Jose Bosingwa: Only 21 at the time, Bosingwa eventually left Porto for Chelsea in 2008. He then had a disappointing season at QPR, before leaving to join Turkish side Trabzonspor, with whom he currently plays.

Pedro Emanuel: One of the few squad members to stay with Porto for the long haul after their Champions League triumph, he retired having made over 100 appearances for the club in 2009, and now manages FC Arouca in Portugal.

Dmitri Alenichev: The Russian international who came off the bench to score the third goal in the final, Alenichev left Porto at the end of that season to join Spartak Moscow, before retiring in 2006, after he was ostracised from the side following severe criticism of their coach in an interview. He now manages FC Arsenal Tula in the Russian Premier League.

Edgaras Jankauskas: Played for several clubs, including FBK Kauanas, Skonto Riga and New England Revolution before ending his football career in 2011. He has since served as assistant boss for Hearts and is now manager of FK Trakai in his native Lithuania.
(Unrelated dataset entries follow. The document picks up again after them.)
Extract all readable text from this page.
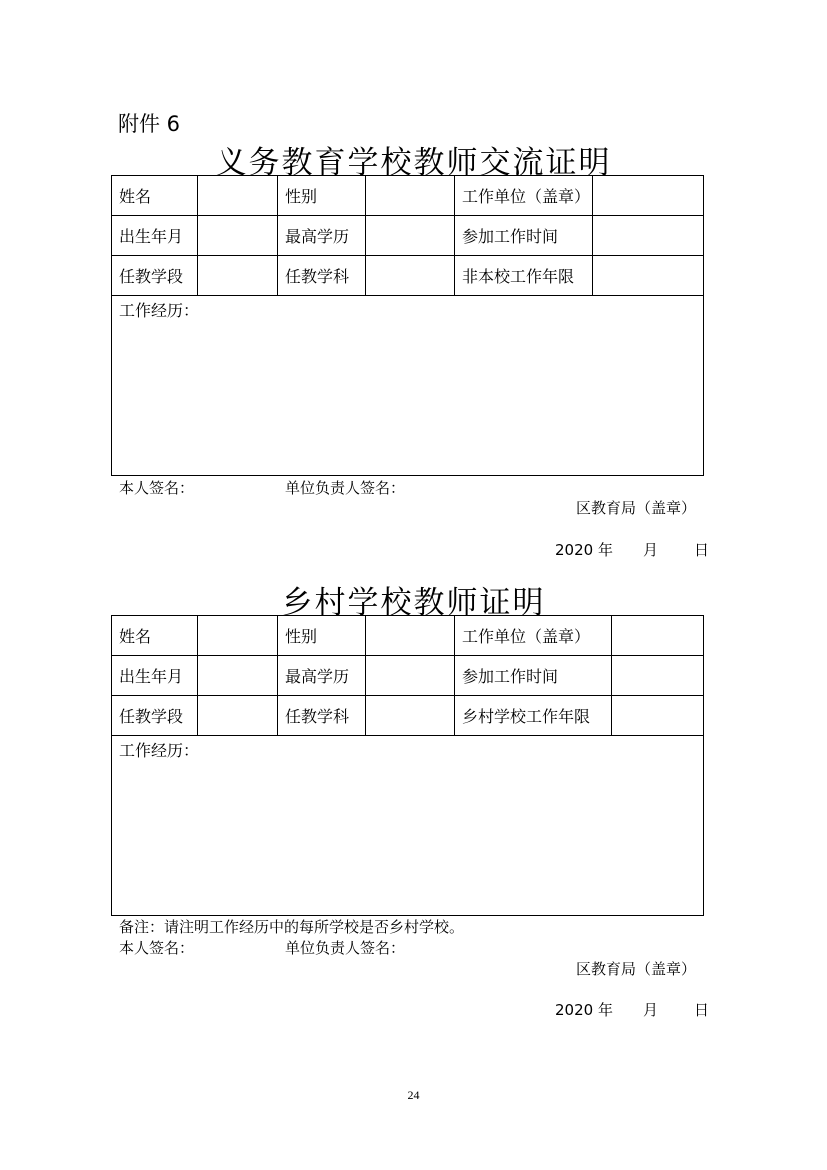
附件 6
义务教育学校教师交流证明
姓名		性别		工作单位（盖章）	
出生年月		最高学历		参加工作时间	
任教学段		任教学科		非本校工作年限	
工作经历：					
本人签名：	单位负责人签名：
区教育局（盖章）
2020 年 月 日
乡村学校教师证明
姓名		性别		工作单位（盖章）	
出生年月		最高学历		参加工作时间	
任教学段		任教学科		乡村学校工作年限	
工作经历：					
备注：请注明工作经历中的每所学校是否乡村学校。
本人签名：	单位负责人签名：
区教育局（盖章）
2020 年 月 日
24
Benni McCarthy: Featured in the Premier League with both Blackburn and West Ham, before returning to his native South Africa to join Orlando Pirates. In 2013, he made a guest appearance at Scottish side Whitehill Welfare FC, and aside from that, he has been busy doing his coaching badges and saying he wants to be the new Jose Mourinho.

Manager

Jose Mourinho: Arguably the biggest and undoubtedly the most high-profile beneficiary from this triumph, Mourinho went on to manage Chelsea, Inter and Real Madrid thereafter, and has enjoyed plenty more success as a coach since.